I could have remained silent and spent many more months playing out scenarios in my mind that usually involved me fictitiously playing his leading lady in the RomCom called “Life.” Instead, I had thrown my question over the edge and stood waiting for the sound of the lonely “plink” as the pebble of truth hit cool hard reality below.
In an act that I (now) view as transcendent benevolence, he let out a big sigh, flashed that smile and said simply, “No. I guess. Not really.”
“Oh… Ok… So… I guess we’re done then?” I wouldn’t have believed this was coming out of my mouth if you had played me the FaceBook Live of it happening. Two people, three sidewalk squares apart, mercifully and mutually and excruciatingly euthanizing “Us”, amid the rushing rapids of people, and taxis, and taxis, and taxis.
Recently, as I was interviewing service providers for the many facets of expertise I need to run my professional speaking business, It struck me… That moment of time spent a decade and a half ago was a powerful step in my evaluation process.
Some businesses treat me like they are happy to spend a few moments with me, if it means a sale, but it seems clear they will be off singing and dancing elsewhere as soon as I sign on.

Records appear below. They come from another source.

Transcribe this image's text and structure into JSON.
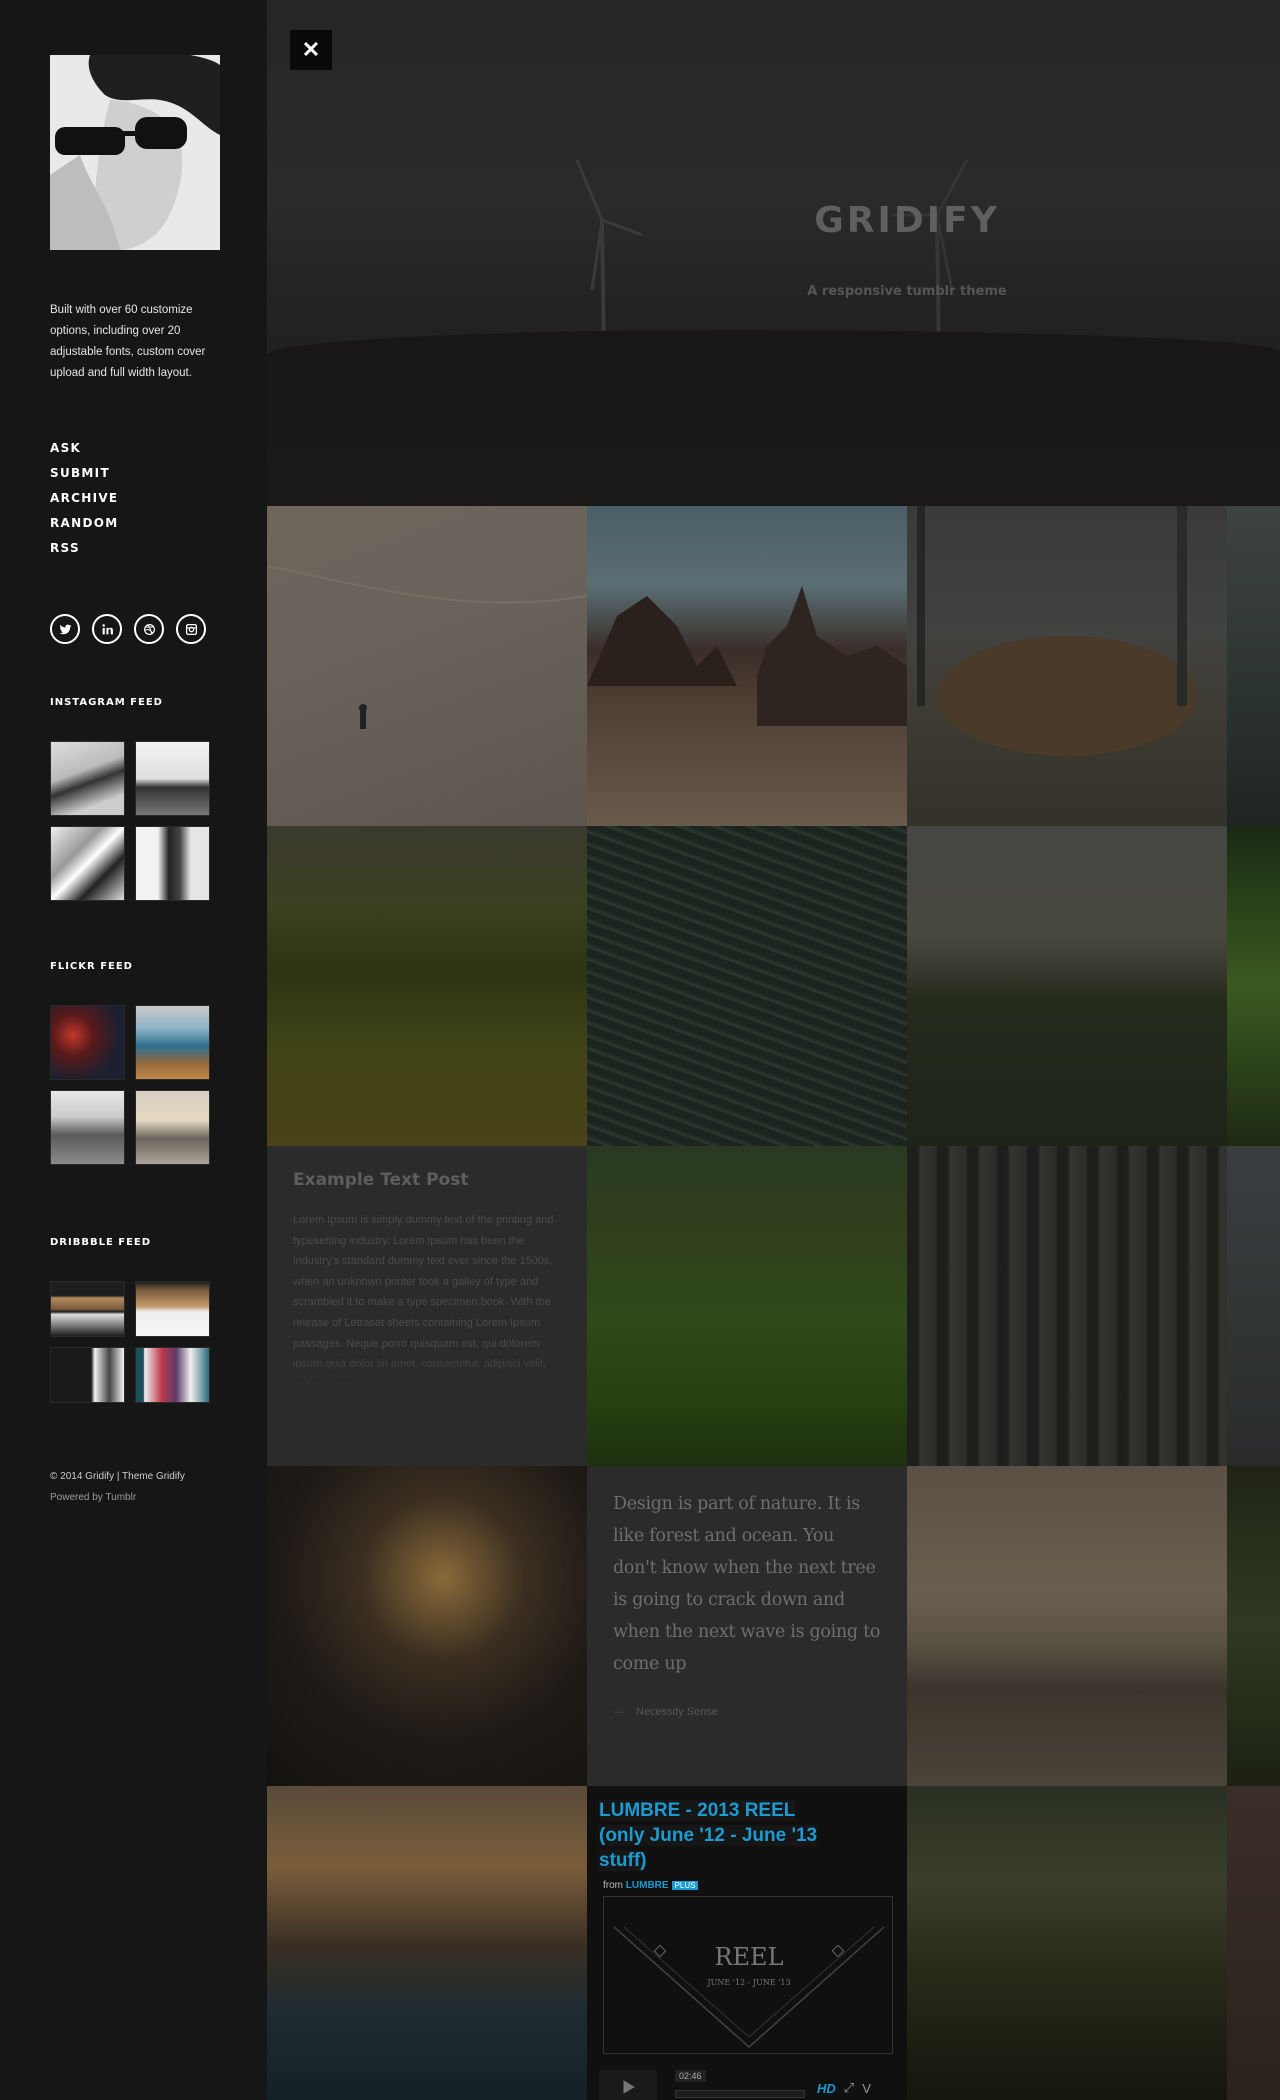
{
  "sidebar": {
    "bio": "Built with over 60 customize options, including over 20 adjustable fonts, custom cover upload and full width layout.",
    "nav": [
      "ASK",
      "SUBMIT",
      "ARCHIVE",
      "RANDOM",
      "RSS"
    ],
    "social_icons": [
      "twitter-icon",
      "linkedin-icon",
      "dribbble-icon",
      "instagram-icon"
    ],
    "instagram_title": "INSTAGRAM FEED",
    "flickr_title": "FLICKR FEED",
    "dribbble_title": "DRIBBBLE FEED",
    "copyright": "© 2014 Gridify | Theme Gridify",
    "powered": "Powered by Tumblr"
  },
  "header": {
    "close_label": "✕",
    "title": "GRIDIFY",
    "subtitle": "A responsive tumblr theme"
  },
  "posts": {
    "text_title": "Example Text Post",
    "text_body": "Lorem Ipsum is simply dummy text of the printing and typesetting industry. Lorem Ipsum has been the industry's standard dummy text ever since the 1500s, when an unknown printer took a galley of type and scrambled it to make a type specimen book. With the release of Letraset sheets containing Lorem Ipsum passages. Neque porro quisquam est, qui dolorem ipsum quia dolor sit amet, consectetur, adipisci velit, sed quia non",
    "quote_text": "Design is part of nature. It is like forest and ocean. You don't know when the next tree is going to crack down and when the next wave is going to come up",
    "quote_source": "Necessity Sense",
    "quote_dash": "—",
    "video_title": "LUMBRE - 2013 REEL (only June '12 - June '13 stuff)",
    "video_from": "from",
    "video_author": "LUMBRE",
    "video_plus": "PLUS",
    "video_reel": "REEL",
    "video_dates": "JUNE '12 - JUNE '13",
    "video_time": "02:46",
    "video_hd": "HD"
  },
  "colors": {
    "accent": "#1b9bd1",
    "sidebar_bg": "#161616"
  }
}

Others truly take the time to discover what I am all about, and how we can best work together. They connect with me. These are also usually the folks who offer a few ideas or insights “just because” without ever charging me. They seem to understand that loyalty and commitment to me means loyalty and commitment for them.
That connection is what I want to spend my pennies on.
Which kinds of business partners do you have?
Which kind of business partner are you?
Connection creates culture. And your culture is what draws new customers, attracts top talent and retains valuable team members. Connection creates culture either way – lack of connection leads to a negative culture. But if you strive to connect openly and often, you will create a positive culture, with customers and employees who are crazy for you!